Difficile de faire un bilan de l'année sur les thèmes aussi divers que les médias, l'information, le langage et la galaxie Gutenberg. Donc je me limite à commenter, contextuellement, une source d'information et de réflexion, une méthode d'information qui prête à réflexion, et un produit de notre société de langages (c'eût été trop beau de trouver un produit d'information source de réflexion).
Dans le domaine de la critique médiatique, David Abiker est de plus en plus visiblement actif. Apparu chroniqueur dans le très bon Arrêt sur image, il coordonne quotidiennement Les Infonautes de France Info. Bref là n'est pas l'intérêt; l'intérêt, c'est une bonne personne ressource pour ces questions. Et par le biais de son blog on a l'occasion d'en apprendre de belles, et des intéressantes, donc je le conseille vivement.

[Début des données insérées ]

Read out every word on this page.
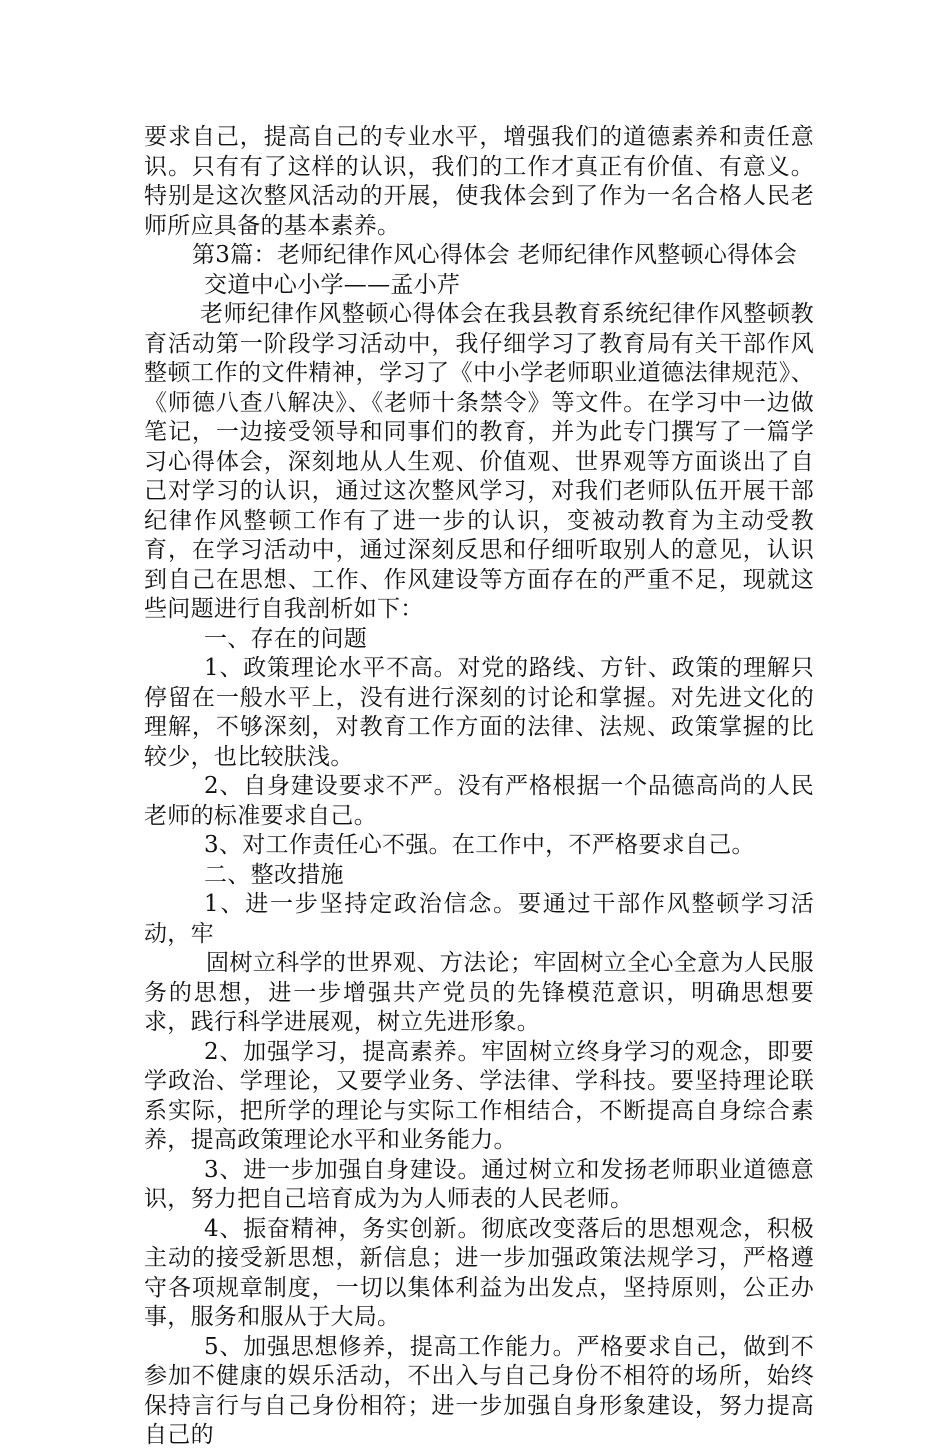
要求自己，提高自己的专业水平，增强我们的道德素养和责任意识。只有有了这样的认识，我们的工作才真正有价值、有意义。特别是这次整风活动的开展，使我体会到了作为一名合格人民老师所应具备的基本素养。

第3篇：老师纪律作风心得体会 老师纪律作风整顿心得体会

交道中心小学——孟小芹

老师纪律作风整顿心得体会在我县教育系统纪律作风整顿教育活动第一阶段学习活动中，我仔细学习了教育局有关干部作风整顿工作的文件精神，学习了《中小学老师职业道德法律规范》、《师德八查八解决》、《老师十条禁令》等文件。在学习中一边做笔记，一边接受领导和同事们的教育，并为此专门撰写了一篇学习心得体会，深刻地从人生观、价值观、世界观等方面谈出了自己对学习的认识，通过这次整风学习，对我们老师队伍开展干部纪律作风整顿工作有了进一步的认识，变被动教育为主动受教育，在学习活动中，通过深刻反思和仔细听取别人的意见，认识到自己在思想、工作、作风建设等方面存在的严重不足，现就这些问题进行自我剖析如下：

一、存在的问题

1、政策理论水平不高。对党的路线、方针、政策的理解只停留在一般水平上，没有进行深刻的讨论和掌握。对先进文化的理解，不够深刻，对教育工作方面的法律、法规、政策掌握的比较少，也比较肤浅。

2、自身建设要求不严。没有严格根据一个品德高尚的人民老师的标准要求自己。

3、对工作责任心不强。在工作中，不严格要求自己。

二、整改措施

1、进一步坚持定政治信念。要通过干部作风整顿学习活动，牢

固树立科学的世界观、方法论；牢固树立全心全意为人民服务的思想，进一步增强共产党员的先锋模范意识，明确思想要求，践行科学进展观，树立先进形象。

2、加强学习，提高素养。牢固树立终身学习的观念，即要学政治、学理论，又要学业务、学法律、学科技。要坚持理论联系实际，把所学的理论与实际工作相结合，不断提高自身综合素养，提高政策理论水平和业务能力。

3、进一步加强自身建设。通过树立和发扬老师职业道德意识，努力把自己培育成为为人师表的人民老师。

4、振奋精神，务实创新。彻底改变落后的思想观念，积极主动的接受新思想，新信息；进一步加强政策法规学习，严格遵守各项规章制度，一切以集体利益为出发点，坚持原则，公正办事，服务和服从于大局。

5、加强思想修养，提高工作能力。严格要求自己，做到不参加不健康的娱乐活动，不出入与自己身份不相符的场所，始终保持言行与自己身份相符；进一步加强自身形象建设，努力提高自己的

Pour preuve, un détail qui fait sourire jaune, souligné par une note du 11 décembre 2008 : des informations "confidentielles" font l'objet d'une véritable publicité par SMS. Du genre "Jean-Pierre, vous avez gagné le droit de lire l'accord confidentiel entre Vivendi et La Banque Postale, venez sur www.info.info". Drôle de monde où les ruptures, les rabibochages, les secrets d'état passent par les téléphones portables. Bon durant des siècles toutes ces infos passaient sur des simples papiers, ou sur le vent de la voix. Mais quand même, on peut trouver plus classe pour trahir les secrets et les peuples... A moins que ce ne soit que de la mousse, sans importance humaine, qui s'efface avec facilité. La méthode peut choquer, mais elle sera périmée, comme toute ruse marketing, comme l'hameçonnage par mail massif, comme les cadeaux gagnés pour visiter un nouveau magasin de canapés cuir, au bout de quelques années.

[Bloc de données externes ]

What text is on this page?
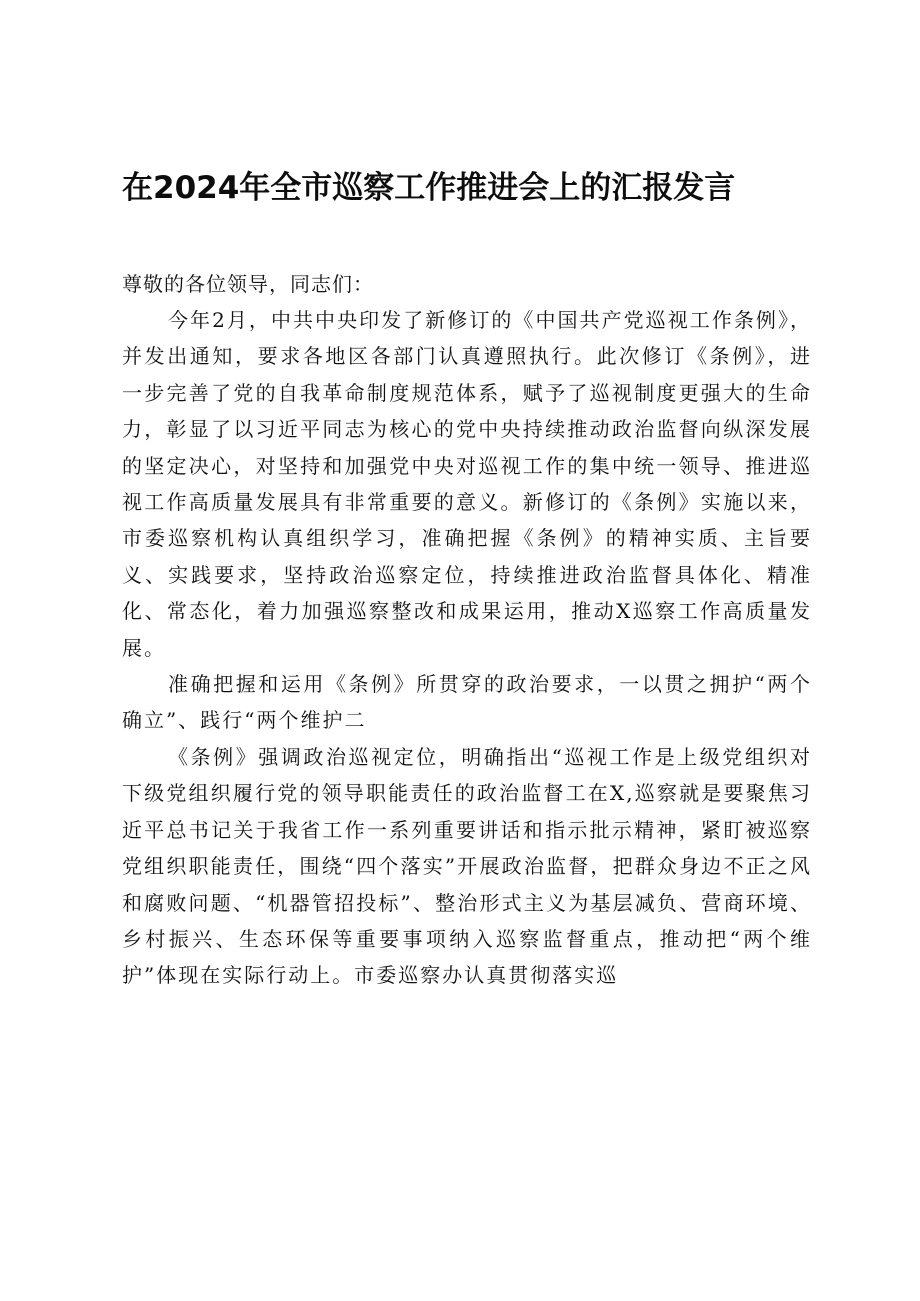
在2024年全市巡察工作推进会上的汇报发言

尊敬的各位领导，同志们：

今年2月，中共中央印发了新修订的《中国共产党巡视工作条例》，并发出通知，要求各地区各部门认真遵照执行。此次修订《条例》，进一步完善了党的自我革命制度规范体系，赋予了巡视制度更强大的生命力，彰显了以习近平同志为核心的党中央持续推动政治监督向纵深发展的坚定决心，对坚持和加强党中央对巡视工作的集中统一领导、推进巡视工作高质量发展具有非常重要的意义。新修订的《条例》实施以来，市委巡察机构认真组织学习，准确把握《条例》的精神实质、主旨要义、实践要求，坚持政治巡察定位，持续推进政治监督具体化、精准化、常态化，着力加强巡察整改和成果运用，推动X巡察工作高质量发展。

准确把握和运用《条例》所贯穿的政治要求，一以贯之拥护“两个确立”、践行“两个维护二

《条例》强调政治巡视定位，明确指出“巡视工作是上级党组织对下级党组织履行党的领导职能责任的政治监督工在X,巡察就是要聚焦习近平总书记关于我省工作一系列重要讲话和指示批示精神，紧盯被巡察党组织职能责任，围绕“四个落实”开展政治监督，把群众身边不正之风和腐败问题、“机器管招投标”、整治形式主义为基层减负、营商环境、乡村振兴、生态环保等重要事项纳入巡察监督重点，推动把“两个维护”体现在实际行动上。市委巡察办认真贯彻落实巡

Mon dernier focus est sur un produit de notre langue qui est aux antipodes de cette mode du frelaté - commercialisé - nouveau. Au contraire, ça sent la naphtaline à plein nez. Le mot "conservateur" est un produit très lourdement étiqueté, et cela semble augmenter avec le temps. Constatant avec amertume, en effet, que la législation interdisait toute présence de conservateur dans le jus d'orange, je me suis souvenu : pas les conservateurs du patrimoine, des musées ou des bibliothèques, mais ces produits toxiques qui font du mal aux enfants et aux gens si on en abuse.
Et puis en lisant un article sur le PS j'ai repensé à l'opposition traditionnelle, en politique, entre réformateurs et ... conservateurs! A chaque parti ses tenants de la ligne pure, les conservateurs, face aux réformistes et autres révolutionnaires. Et globalement dans l'ensemble de l'échiquier politique on trouve encore des conservateurs! Pas bien dans un parti, d'être conservateur.

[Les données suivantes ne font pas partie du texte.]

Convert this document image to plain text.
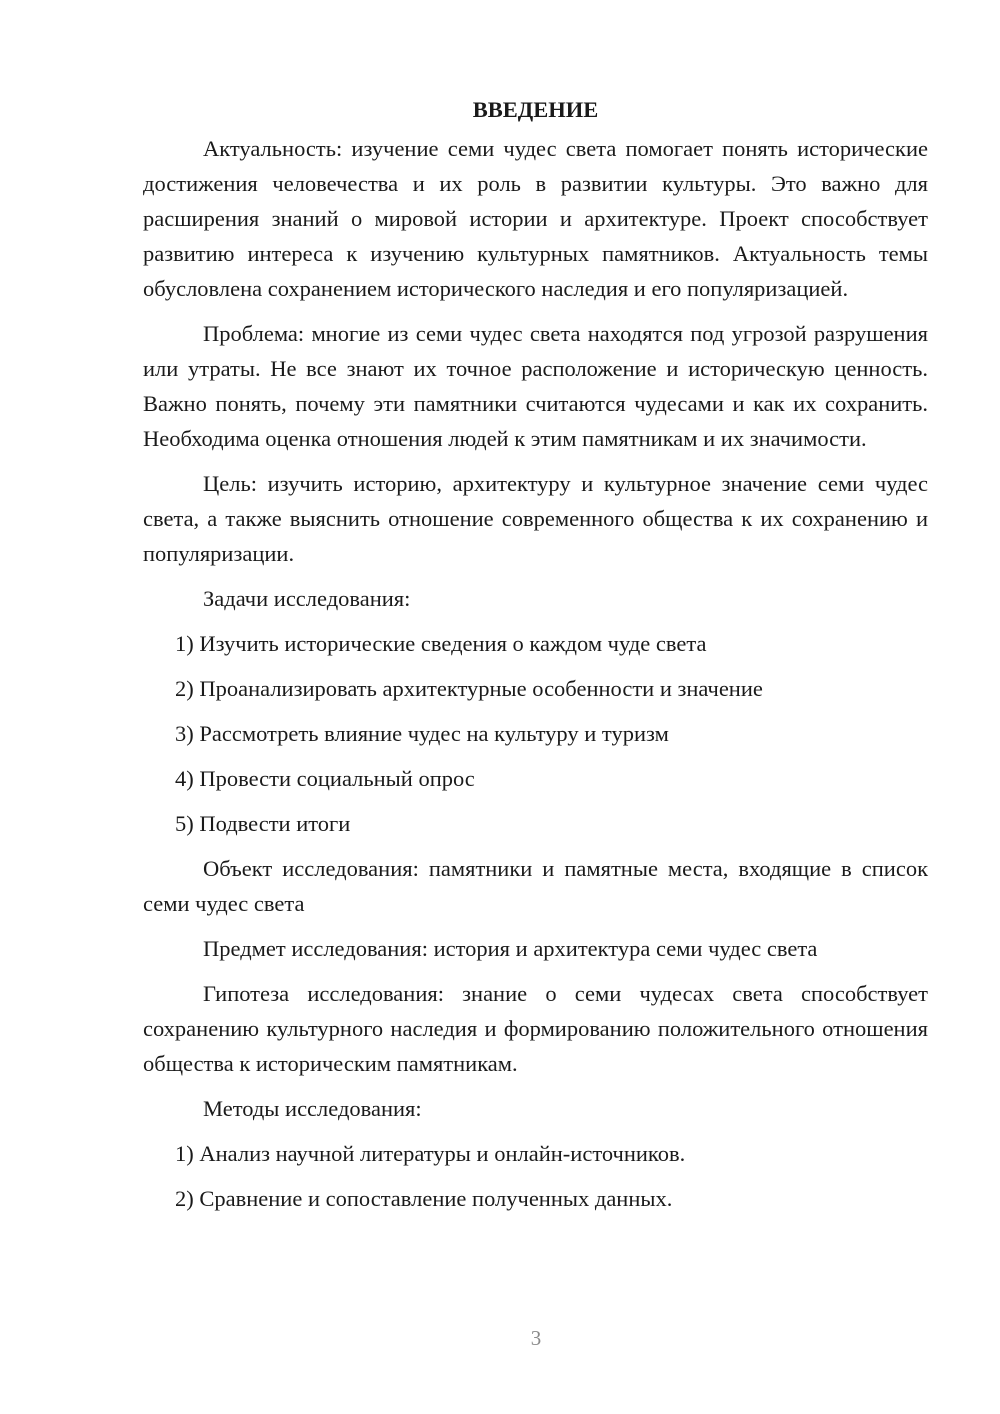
ВВЕДЕНИЕ

Актуальность: изучение семи чудес света помогает понять исторические достижения человечества и их роль в развитии культуры. Это важно для расширения знаний о мировой истории и архитектуре. Проект способствует развитию интереса к изучению культурных памятников. Актуальность темы обусловлена сохранением исторического наследия и его популяризацией.

Проблема: многие из семи чудес света находятся под угрозой разрушения или утраты. Не все знают их точное расположение и историческую ценность. Важно понять, почему эти памятники считаются чудесами и как их сохранить. Необходима оценка отношения людей к этим памятникам и их значимости.

Цель: изучить историю, архитектуру и культурное значение семи чудес света, а также выяснить отношение современного общества к их сохранению и популяризации.

Задачи исследования:

1) Изучить исторические сведения о каждом чуде света

2) Проанализировать архитектурные особенности и значение

3) Рассмотреть влияние чудес на культуру и туризм

4) Провести социальный опрос

5) Подвести итоги

Объект исследования: памятники и памятные места, входящие в список семи чудес света

Предмет исследования: история и архитектура семи чудес света

Гипотеза исследования: знание о семи чудесах света способствует сохранению культурного наследия и формированию положительного отношения общества к историческим памятникам.

Методы исследования:

1) Анализ научной литературы и онлайн-источников.

2) Сравнение и сопоставление полученных данных.

3
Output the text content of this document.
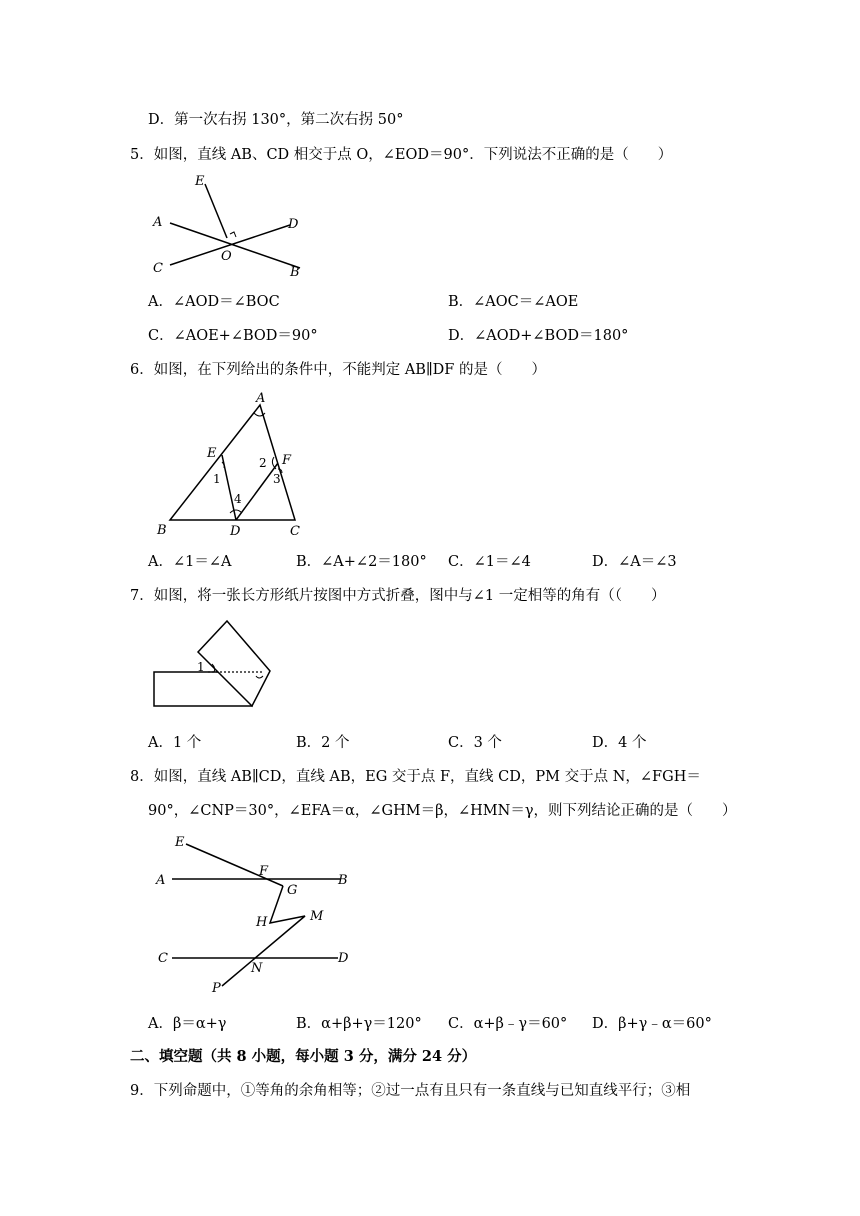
D．第一次右拐 130°，第二次右拐 50°
5．如图，直线 AB、CD 相交于点 O，∠EOD＝90°．下列说法不正确的是（　　）
E
A	D
C
O
B
A．∠AOD＝∠BOC	B．∠AOC＝∠AOE
C．∠AOE+∠BOD＝90°	D．∠AOD+∠BOD＝180°
6．如图，在下列给出的条件中，不能判定 AB∥DF 的是（　　）
A
E	F
B	D	C
1
2
3
4
A．∠1＝∠A	B．∠A+∠2＝180° C．∠1＝∠4	D．∠A＝∠3
7．如图，将一张长方形纸片按图中方式折叠，图中与∠1 一定相等的角有（（　　）
1
A．1 个	B．2 个	C．3 个	D．4 个
8．如图，直线 AB∥CD，直线 AB，EG 交于点 F，直线 CD，PM 交于点 N，∠FGH＝
90°，∠CNP＝30°，∠EFA＝α，∠GHM＝β，∠HMN＝γ，则下列结论正确的是（　　）
E
A
F
B
G
H	M
C
N
D
P
A．β＝α+γ	B．α+β+γ＝120° C．α+β﹣γ＝60° D．β+γ﹣α＝60°
二、填空题（共 8 小题，每小题 3 分，满分 24 分）
9．下列命题中，①等角的余角相等；②过一点有且只有一条直线与已知直线平行；③相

Ils sont partout. Mais partout un peu considérés comme pas très bons à la santé. Comment voulez—vous après que la population la plus large s'intéresse à des produits gardés par des « conservateurs »? C'est un détail linguistique, mais il faudra sans doute que la langue change parce qu'en bibliothèque on ne peut pas se permettre de perdre du public sur des impressions, des détails.